Va sottolineato che questi meccanismi non hanno nulla a che vedere con i no-vax, con le tendenze negazioniste o con una risposta patologica ai meccanismi della scienza o della medicina. Ed è anche un errore identificare le cause di questi meccanismi nella sola istanza di Tuskegee.

Piuttosto, per comprendere la diversa percezione dei vaccini da parte di alcuni membri delle comunità nere negli Stati Uniti bisogna guardare ad una storia secolare di abusi, senza credere che oggi questi siano completamente assenti. Nel 2020, un medico francese – che si è poi scusato con il pubblico – ha suggerito di condurre sperimentazioni cliniche in luoghi africani dove le persone “non portano le mascherine” e dove “non ci sono cure”.

Nel suo libro Medical Apartheid, Washington fa notare che non esiste alcun ambito della medicina americana in cui gli afroamericani “non sono stati espropriati del loro corpo o dei tessuti del loro corpo o costretti a essere soggetti di ricerche, ricerche che spesso erano piuttosto primitive e dannose”. E il fallimento nel riconoscere la presenza di questi abusi all’interno di una cornice di razzismo strutturale non ha fatto altro che peggiorare la situazione.

Secondo un sondaggio del Pew Research Center di dicembre 2020, i neri americani sono i meno inclini a volersi far vaccinare rispetto ad altri gruppi etnici: il 42% contro il 61% dei bianchi, il 63% degli ispanici e l’83% degli asiatici americani.

Non si può ignorare, poi, che esiste una sovrapposizione tra le comunità più “diffidenti” nei confronti del sistema sanitario americano per motivi di razzismo storico e le comunità che sono più duramente colpite dal coronavirus.

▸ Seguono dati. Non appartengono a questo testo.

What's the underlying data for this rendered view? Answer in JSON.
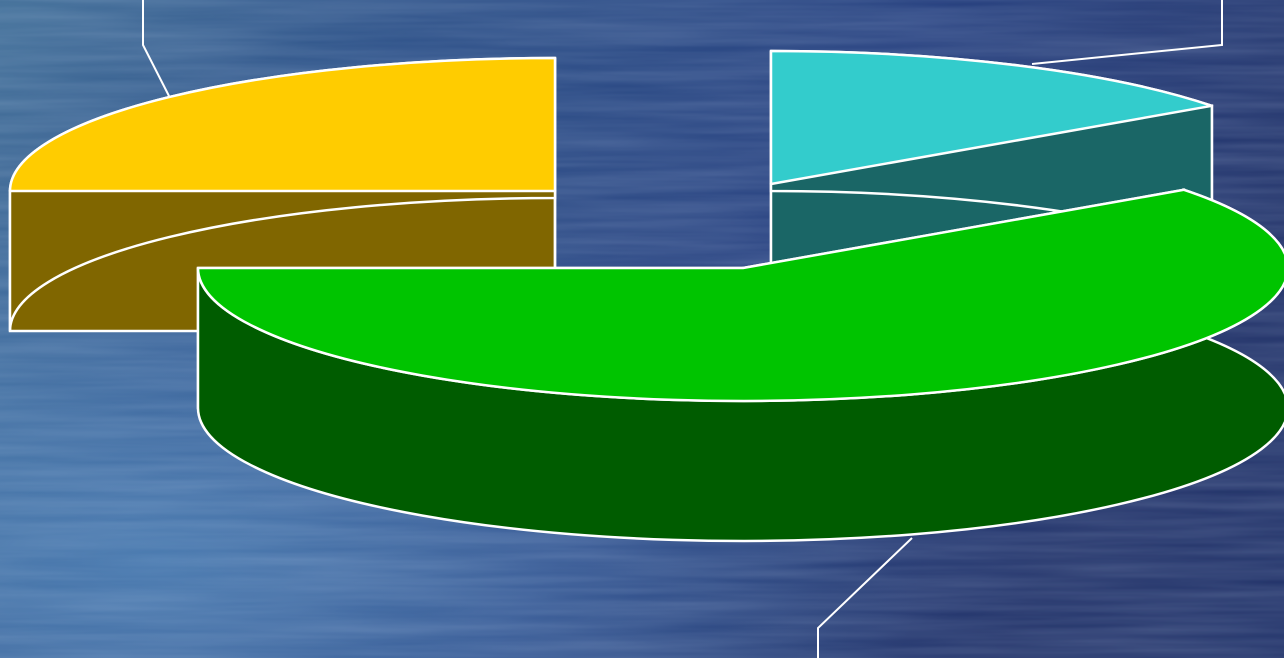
{
  "chart_data": {
    "type": "pie",
    "style": "3d-exploded",
    "background": "ocean-water-photo",
    "slices": [
      {
        "value": 25,
        "top_color": "#FFCC00",
        "side_color": "#806600"
      },
      {
        "value": 15,
        "top_color": "#33CCCC",
        "side_color": "#1A6666"
      },
      {
        "value": 60,
        "top_color": "#00C400",
        "side_color": "#005C00"
      }
    ],
    "outline_color": "#FFFFFF",
    "leader_line_color": "#FFFFFF"
  }
}
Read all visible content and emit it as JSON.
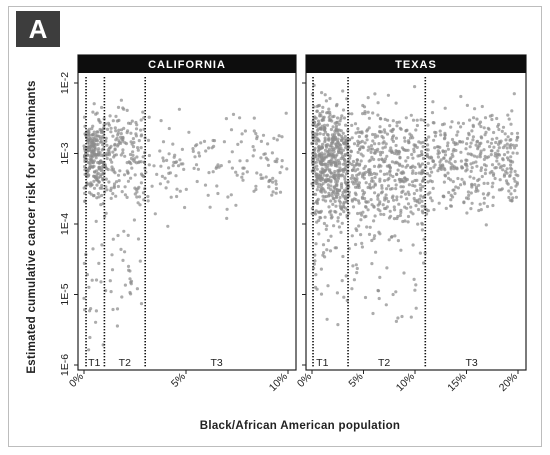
{
  "panel_label": "A",
  "chart_data": [
    {
      "type": "scatter",
      "title": "CALIFORNIA",
      "xlabel": "Black/African American population",
      "ylabel": "Estimated cumulative cancer risk for contaminants",
      "x_unit": "%",
      "xlim": [
        0,
        10
      ],
      "x_ticks": [
        0,
        5,
        10
      ],
      "x_tick_labels": [
        "0%",
        "5%",
        "10%"
      ],
      "y_scale": "log",
      "ylim": [
        1e-06,
        0.01
      ],
      "y_ticks": [
        0.01,
        0.001,
        0.0001,
        1e-05,
        1e-06
      ],
      "y_tick_labels": [
        "1E-2",
        "1E-3",
        "1E-4",
        "1E-5",
        "1E-6"
      ],
      "tier_boundaries": [
        0.1,
        1.0,
        3.0
      ],
      "tiers": [
        {
          "label": "T1",
          "x": 0.5
        },
        {
          "label": "T2",
          "x": 2.0
        },
        {
          "label": "T3",
          "x": 6.5
        }
      ],
      "point_color": "#8c8c8c",
      "grid": false,
      "clusters": [
        {
          "x_min": 0.0,
          "x_max": 1.0,
          "log_center": -3.05,
          "log_sd": 0.28,
          "n": 240
        },
        {
          "x_min": 1.0,
          "x_max": 3.0,
          "log_center": -3.0,
          "log_sd": 0.35,
          "n": 170
        },
        {
          "x_min": 3.0,
          "x_max": 10.0,
          "log_center": -3.15,
          "log_sd": 0.32,
          "n": 160
        },
        {
          "x_min": 0.0,
          "x_max": 3.0,
          "log_center": -4.5,
          "log_sd": 0.55,
          "n": 60
        }
      ]
    },
    {
      "type": "scatter",
      "title": "TEXAS",
      "xlabel": "Black/African American population",
      "ylabel": "Estimated cumulative cancer risk for contaminants",
      "x_unit": "%",
      "xlim": [
        0,
        20
      ],
      "x_ticks": [
        0,
        5,
        10,
        15,
        20
      ],
      "x_tick_labels": [
        "0%",
        "5%",
        "10%",
        "15%",
        "20%"
      ],
      "y_scale": "log",
      "ylim": [
        1e-06,
        0.01
      ],
      "y_ticks": [
        0.01,
        0.001,
        0.0001,
        1e-05,
        1e-06
      ],
      "y_tick_labels": [
        "1E-2",
        "1E-3",
        "1E-4",
        "1E-5",
        "1E-6"
      ],
      "tier_boundaries": [
        0.1,
        3.5,
        11.0
      ],
      "tiers": [
        {
          "label": "T1",
          "x": 1.0
        },
        {
          "label": "T2",
          "x": 7.0
        },
        {
          "label": "T3",
          "x": 15.5
        }
      ],
      "point_color": "#8c8c8c",
      "grid": false,
      "clusters": [
        {
          "x_min": 0.0,
          "x_max": 3.5,
          "log_center": -3.1,
          "log_sd": 0.4,
          "n": 520
        },
        {
          "x_min": 3.5,
          "x_max": 11.0,
          "log_center": -3.2,
          "log_sd": 0.42,
          "n": 450
        },
        {
          "x_min": 11.0,
          "x_max": 20.0,
          "log_center": -3.1,
          "log_sd": 0.33,
          "n": 380
        },
        {
          "x_min": 0.0,
          "x_max": 11.0,
          "log_center": -4.4,
          "log_sd": 0.5,
          "n": 110
        }
      ]
    }
  ]
}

Secondo Washington, la diffidenza deriva, ancora una volta, dal fatto che “il sistema sanitario è difettoso, profondamente difettoso, e tratta gli afroamericani in modo diverso”.

Le esperienze di discriminazione e di disparità all’interno del sistema sanitario non fanno altro che alimentare la diffidenza nei confronti dei vaccini. E il rovescio della medaglia è che, nel corso dei secoli, i contributi medici da parte di neri sono stati completamente “esclusi” dalla Storia.

Uno schiavo africano di nome Onesimus, di “proprietà” di Cotton Mather, autorità religiosa d’America a cavallo tra il diciassettesimo e il diciottesimo secolo, ha portato, ai bianchi, la variolizzazione – una sorta di precursore della vaccinazione e una pratica comunemente effettuata in alcuni paesi africani.

Un altro afroamericano, il dottor Louis T. Wright, rivoluzionò il trattamento del vaiolo durante la seconda guerra mondiale.

In questa fase, mentre gli Stati Uniti hanno avviato la vaccinazione su tutto il territorio, gli operatori sanitari neri sono stati tra i primi a farsi vaccinare e, in alcuni casi, pubblicamente, in modo tale da rafforzare la trasparenza e la fiducia.

È chiaro, tuttavia, che questo non può sostituire una riforma su larga scala del sistema sanitario americano e che è necessario andare alle radici di queste dinamiche per sradicare la visione occidentale della medicina come un “esclusivo dominio bianco”.